— Роджер Копонен был очень необычным случаем во многих отношениях. С точки зрения открытого диалога результаты лечения были превосходными. Согласно моим собственным отчетам, болезнь была более или менее управляема, за исключением редких кратких психотических эпизодов после месяцев или даже лет, прошедших абсолютно без симптомов.
— Но почему…
— Копонену удавалось вести относительно нормальную жизнь и сохранить свою болезнь в тайне, сначала от близких, а потом и от общественности. Но его психотические эпизоды всегда были невероятно сильными. Как будто болезнь требовала своего вдвойне, когда снова появлялась.
— И как это можно было заметить?
— Непрофессиональный термин для шизофрении — раздвоение личности, и это очень подходящий термин для описания состояния Роджера. Впадая в психоз, он превращался в другого человека. Совершенно иная личность.
Нина смотрела на мужчину, сидящего напротив нее, который, казалось, чувствовал некоторое облегчение. Как будто огромная ноша внезапно свалилась с его плеч.
Черт возьми! Внезапно все это обрело смысл.
— Вы думаете, Роджер взял лекарства со склада?
— Надеюсь, вы мне верите. Да, я имею это в виду. И знаю, что это звучит совершенно безумно, если он действительно мертв.
Нина встала.
— Мне нужно сделать пару телефонных звонков. Я могу поговорить где-нибудь наедине?

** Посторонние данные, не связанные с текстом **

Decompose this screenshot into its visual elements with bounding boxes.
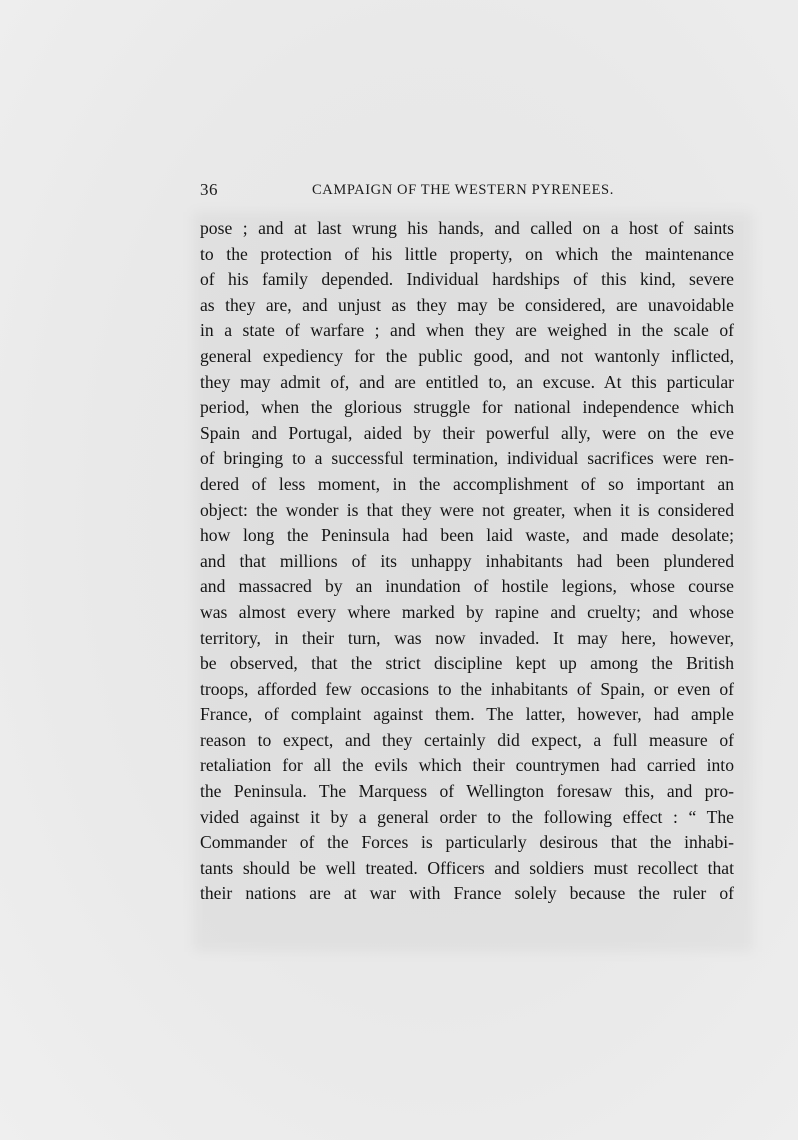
running-head: 36 CAMPAIGN OF THE WESTERN PYRENEES. bbox=[200, 180, 740, 204]
text-line: Commander of the Forces is particularly … bbox=[200, 830, 734, 856]
text-line: troops, afforded few occasions to the in… bbox=[200, 677, 734, 703]
body-text: pose ; and at last wrung his hands, and … bbox=[200, 216, 734, 907]
text-line: territory, in their turn, was now invade… bbox=[200, 626, 734, 652]
text-line: in a state of warfare ; and when they ar… bbox=[200, 318, 734, 344]
text-line: the Peninsula. The Marquess of Wellingto… bbox=[200, 779, 734, 805]
text-line: tants should be well treated. Officers a… bbox=[200, 856, 734, 882]
text-line: pose ; and at last wrung his hands, and … bbox=[200, 216, 734, 242]
text-line: retaliation for all the evils which thei… bbox=[200, 753, 734, 779]
running-title: CAMPAIGN OF THE WESTERN PYRENEES. bbox=[312, 182, 614, 199]
book-page: 36 CAMPAIGN OF THE WESTERN PYRENEES. pos… bbox=[0, 0, 798, 1140]
text-line: Spain and Portugal, aided by their power… bbox=[200, 421, 734, 447]
text-line: as they are, and unjust as they may be c… bbox=[200, 293, 734, 319]
text-line: to the protection of his little property… bbox=[200, 242, 734, 268]
text-line: their nations are at war with France sol… bbox=[200, 881, 734, 907]
text-line: of his family depended. Individual hards… bbox=[200, 267, 734, 293]
text-line: and that millions of its unhappy inhabit… bbox=[200, 549, 734, 575]
page-number: 36 bbox=[200, 180, 218, 200]
text-line: France, of complaint against them. The l… bbox=[200, 702, 734, 728]
text-line: and massacred by an inundation of hostil… bbox=[200, 574, 734, 600]
text-line: general expediency for the public good, … bbox=[200, 344, 734, 370]
text-line: they may admit of, and are entitled to, … bbox=[200, 370, 734, 396]
text-line: of bringing to a successful termination,… bbox=[200, 446, 734, 472]
text-line: how long the Peninsula had been laid was… bbox=[200, 523, 734, 549]
text-line: period, when the glorious struggle for n… bbox=[200, 395, 734, 421]
text-line: object: the wonder is that they were not… bbox=[200, 498, 734, 524]
text-line: was almost every where marked by rapine … bbox=[200, 600, 734, 626]
text-line: vided against it by a general order to t… bbox=[200, 805, 734, 831]
text-line: reason to expect, and they certainly did… bbox=[200, 728, 734, 754]
text-line: dered of less moment, in the accomplishm… bbox=[200, 472, 734, 498]
text-line: be observed, that the strict discipline … bbox=[200, 651, 734, 677]
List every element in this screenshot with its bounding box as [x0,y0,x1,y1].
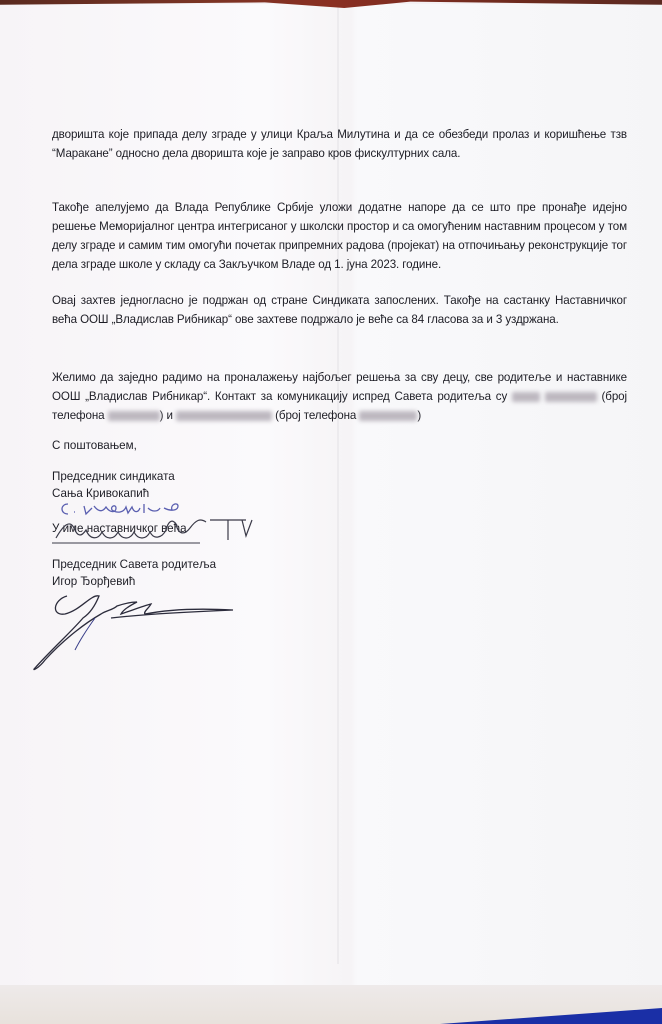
contact-text: Желимо да заједно радимо на проналажењу … [52,371,627,403]
signatory-union: Председник синдиката Сања Кривокапић [52,468,175,502]
phone-label-2: (број телефона [275,409,356,422]
closing-salutation: С поштовањем, [52,437,137,454]
signature-teachers-council [50,510,260,550]
redacted-phone-2 [359,411,417,421]
conjunction: ) и [160,409,173,422]
signatory-parents-council: Председник Савета родитеља Игор Ђорђевић [52,556,216,590]
paragraph-government-appeal: Такође апелујемо да Влада Републике Срби… [52,198,627,274]
closing-paren: ) [417,409,421,422]
paragraph-union-support: Овај захтев једногласно је подржан од ст… [52,291,627,329]
signatory-title: Председник Савета родитеља [52,556,216,573]
redacted-name-1a [512,392,540,402]
signature-parents-council [25,588,240,673]
paragraph-courtyard: дворишта које припада делу зграде у улиц… [52,125,627,163]
paragraph-contact: Желимо да заједно радимо на проналажењу … [52,368,627,425]
redacted-phone-1 [108,411,160,421]
redacted-name-1b [545,392,597,402]
redacted-name-2 [176,411,272,421]
signatory-title: Председник синдиката [52,468,175,485]
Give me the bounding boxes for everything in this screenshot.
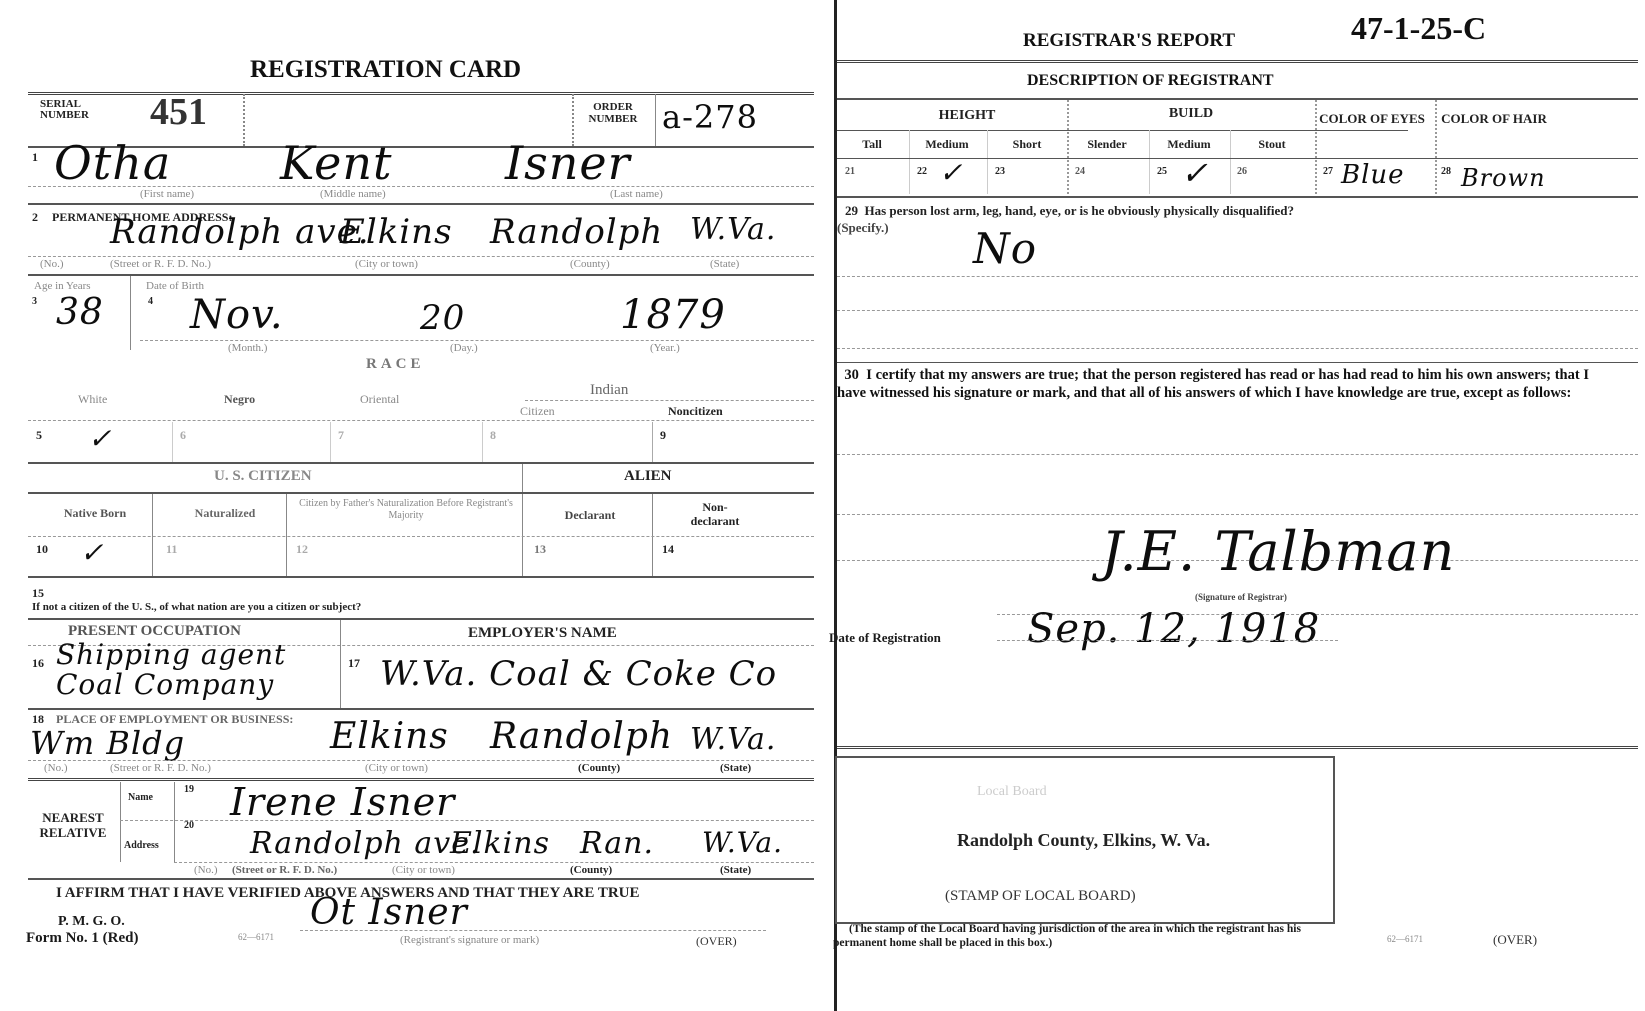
- order-number-label: ORDER NUMBER: [578, 101, 648, 125]
- height-medium-checkbox: ✓: [939, 156, 962, 190]
- date-of-registration-label: Date of Registration: [829, 630, 941, 646]
- relative-state: W.Va.: [702, 826, 783, 859]
- eyes-heading: COLOR OF EYES: [1317, 112, 1427, 126]
- relative-county: Ran.: [580, 826, 654, 861]
- over-label: (OVER): [696, 934, 737, 949]
- form-number: Form No. 1 (Red): [26, 930, 138, 947]
- relative-name: Irene Isner: [230, 780, 455, 824]
- last-name: Isner: [505, 136, 631, 190]
- employment-state: W.Va.: [690, 722, 776, 757]
- date-of-registration: Sep. 12, 1918: [1027, 606, 1320, 652]
- field-29-answer: No: [973, 224, 1037, 273]
- registrar-signature: J.E. Talbman: [1101, 520, 1455, 583]
- height-heading: HEIGHT: [877, 108, 1057, 124]
- eye-color: Blue: [1341, 160, 1405, 190]
- stamp-note: (The stamp of the Local Board having jur…: [833, 922, 1333, 950]
- over-label-right: (OVER): [1493, 932, 1537, 948]
- race-white-checkbox: ✓: [88, 422, 111, 456]
- registrant-signature: Ot Isner: [310, 892, 468, 933]
- indian-label: Indian: [590, 382, 628, 399]
- relative-city: Elkins: [450, 826, 550, 861]
- race-heading: RACE: [366, 356, 425, 373]
- relative-street: Randolph ave.: [250, 826, 481, 861]
- birth-day: 20: [420, 298, 465, 338]
- stamp-text: Randolph County, Elkins, W. Va.: [957, 830, 1210, 851]
- employer-name: W.Va. Coal & Coke Co: [380, 654, 777, 694]
- field-29-question: 29 Has person lost arm, leg, hand, eye, …: [845, 203, 1294, 219]
- description-heading: DESCRIPTION OF REGISTRANT: [1027, 72, 1274, 90]
- registrars-report: REGISTRAR'S REPORT 47-1-25-C DESCRIPTION…: [834, 0, 1645, 1011]
- serial-number: 451: [150, 90, 207, 134]
- birth-year: 1879: [620, 292, 726, 338]
- nearest-relative-label: NEAREST RELATIVE: [28, 810, 118, 840]
- registration-card: REGISTRATION CARD SERIAL NUMBER 451 ORDE…: [0, 0, 826, 1011]
- form-agency: P. M. G. O.: [58, 914, 125, 930]
- middle-name: Kent: [280, 136, 392, 190]
- age: 38: [56, 292, 104, 333]
- home-city: Elkins: [340, 212, 453, 252]
- employment-city: Elkins: [330, 716, 449, 757]
- hair-heading: COLOR OF HAIR: [1439, 112, 1549, 126]
- occupation-line-1: Shipping agent: [56, 640, 286, 670]
- home-street: Randolph ave.: [110, 212, 370, 252]
- birth-month: Nov.: [190, 292, 284, 338]
- card-title: REGISTRATION CARD: [250, 56, 521, 84]
- home-county: Randolph: [490, 212, 663, 252]
- file-code: 47-1-25-C: [1351, 10, 1486, 47]
- report-title: REGISTRAR'S REPORT: [1023, 30, 1235, 52]
- occupation-line-2: Coal Company: [56, 670, 274, 700]
- hair-color: Brown: [1461, 164, 1546, 192]
- build-medium-checkbox: ✓: [1181, 154, 1208, 192]
- employment-county: Randolph: [490, 716, 673, 757]
- field-30-certification: 30 I certify that my answers are true; t…: [837, 366, 1589, 402]
- employment-street: Wm Bldg: [30, 724, 185, 762]
- home-state: W.Va.: [690, 212, 776, 247]
- first-name: Otha: [54, 136, 171, 190]
- alien-heading: ALIEN: [624, 468, 672, 485]
- us-citizen-heading: U. S. CITIZEN: [214, 468, 312, 485]
- employer-heading: EMPLOYER'S NAME: [468, 625, 617, 642]
- stamp-label: (STAMP OF LOCAL BOARD): [945, 888, 1136, 905]
- native-born-checkbox: ✓: [80, 536, 103, 570]
- field-15-question: If not a citizen of the U. S., of what n…: [32, 601, 361, 613]
- order-number: a-278: [662, 98, 758, 136]
- build-heading: BUILD: [1067, 106, 1315, 122]
- serial-number-label: SERIAL NUMBER: [40, 99, 110, 121]
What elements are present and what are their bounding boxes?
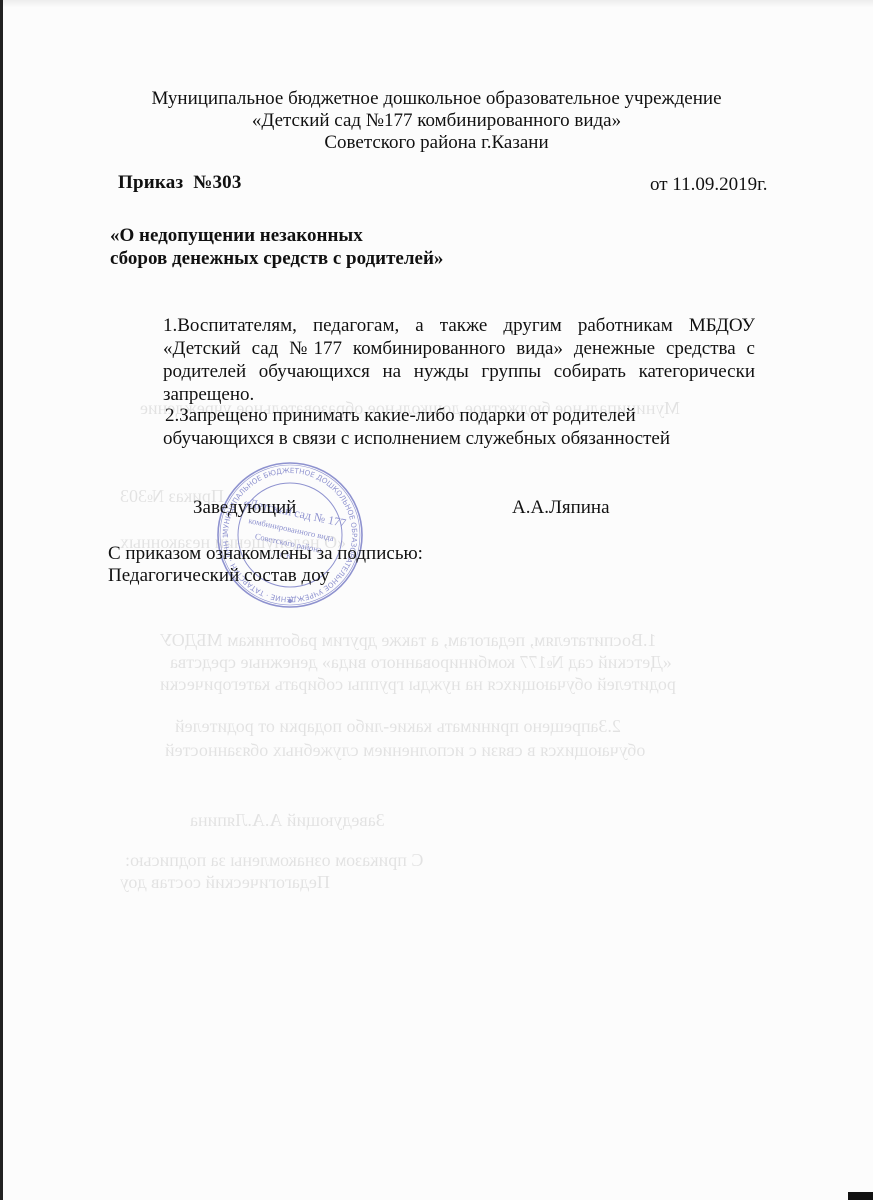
bleed-through-text: С приказом ознакомлены за подписью: (125, 850, 423, 871)
item-2-line-2: обучающихся в связи с исполнением служеб… (163, 428, 670, 449)
bleed-through-text: Заведующий А.А.Ляпина (190, 810, 385, 831)
scanned-page: 1.Воспитателям, педагогам, а также други… (0, 0, 873, 1200)
scan-edge-left (0, 0, 3, 1200)
header-line-3: Советского района г.Казани (0, 132, 873, 154)
scan-edge-corner (848, 1192, 873, 1200)
bleed-through-text: обучающихся в связи с исполнением служеб… (165, 740, 645, 761)
order-item-2: 2.Запрещено принимать какие-либо подарки… (163, 404, 670, 450)
subject-line-1: «О недопущении незаконных (110, 224, 443, 247)
subject-line-2: сборов денежных средств с родителей» (110, 247, 443, 270)
signatory-title: Заведующий (193, 497, 296, 519)
acknowledgement-line-2: Педагогический состав доу (108, 565, 423, 587)
acknowledgement-line-1: С приказом ознакомлены за подписью: (108, 543, 423, 565)
item-2-line-1: 2.Запрещено принимать какие-либо подарки… (163, 404, 670, 427)
order-number: Приказ №303 (118, 172, 242, 194)
order-item-1: 1.Воспитателям, педагогам, а также други… (163, 314, 755, 406)
bleed-through-text: 2.Запрещено принимать какие-либо подарки… (175, 716, 621, 737)
official-stamp-icon: МУНИЦИПАЛЬНОЕ БЮДЖЕТНОЕ ДОШКОЛЬНОЕ ОБРАЗ… (215, 460, 365, 610)
header-line-2: «Детский сад №177 комбинированного вида» (0, 110, 873, 132)
bleed-through-text: «Детский сад №177 комбинированного вида»… (170, 652, 672, 673)
bleed-through-text: родителей обучающихся на нужды группы со… (160, 674, 676, 695)
order-subject: «О недопущении незаконных сборов денежны… (110, 224, 443, 270)
order-date: от 11.09.2019г. (650, 174, 768, 196)
bleed-through-text: 1.Воспитателям, педагогам, а также други… (160, 630, 656, 651)
acknowledgement: С приказом ознакомлены за подписью: Педа… (108, 543, 423, 587)
organization-header: Муниципальное бюджетное дошкольное образ… (0, 88, 873, 154)
header-line-1: Муниципальное бюджетное дошкольное образ… (0, 88, 873, 110)
bleed-through-text: Педагогический состав доу (120, 872, 330, 893)
signatory-name: А.А.Ляпина (512, 497, 610, 519)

— Весь этаж пуст. В конце коридора есть конференц-зал.
Нина набрала номер Эрна и пошла к двери в конце коридора. Никого не было видно, но почти в каждой комнате горел свет. Эрн ответил сухим голосом:
— Нина?
— У меня есть кое-что важное, Эрн. Что-то совершенно невероятное, — сказала она, закрывая за собой дверь.
— Ну и что?
— Я разговаривала с генеральным директором «Лучшее Завтра». Это клиника, где были украдены лекарства, которые использовались для усмирения и анестезирования жертв…
Нина обернулась и потеряла ход своих мыслей, когда заметила картину, висящую во главе длинного стола для совещаний. То, что она там увидела, заставило ее на мгновение забыть, что Эрн еще на линии. Она ругнулась, правда, совсем тихо, но он ее услышал.
— Алло? Нина?
Она убрала телефон от уха и неуверенно пошла вдоль стола к картине. Из трубки донесся требовательный голос Эрна, и Нина зашептала в ответ что-то успокаивающее.
Большая картина — около метра в ширину и полутора в высоту — висела в позолоченной декоративной раме. На ней была изображена красивая женщина в черном платье, сидящая за кофейным столиком, с густыми, черными как смоль волосами.
— Будь я проклята!
С таким же успехом это могли быть портреты Марии Копонен, Леа Блумквист, Лоры Хелминен или Джессики Ниеми. Но лицо не принадлежало ни одной из них. Это было лицо красивой тридцатилетней женщины. Сильные, ярко выраженные черты лица.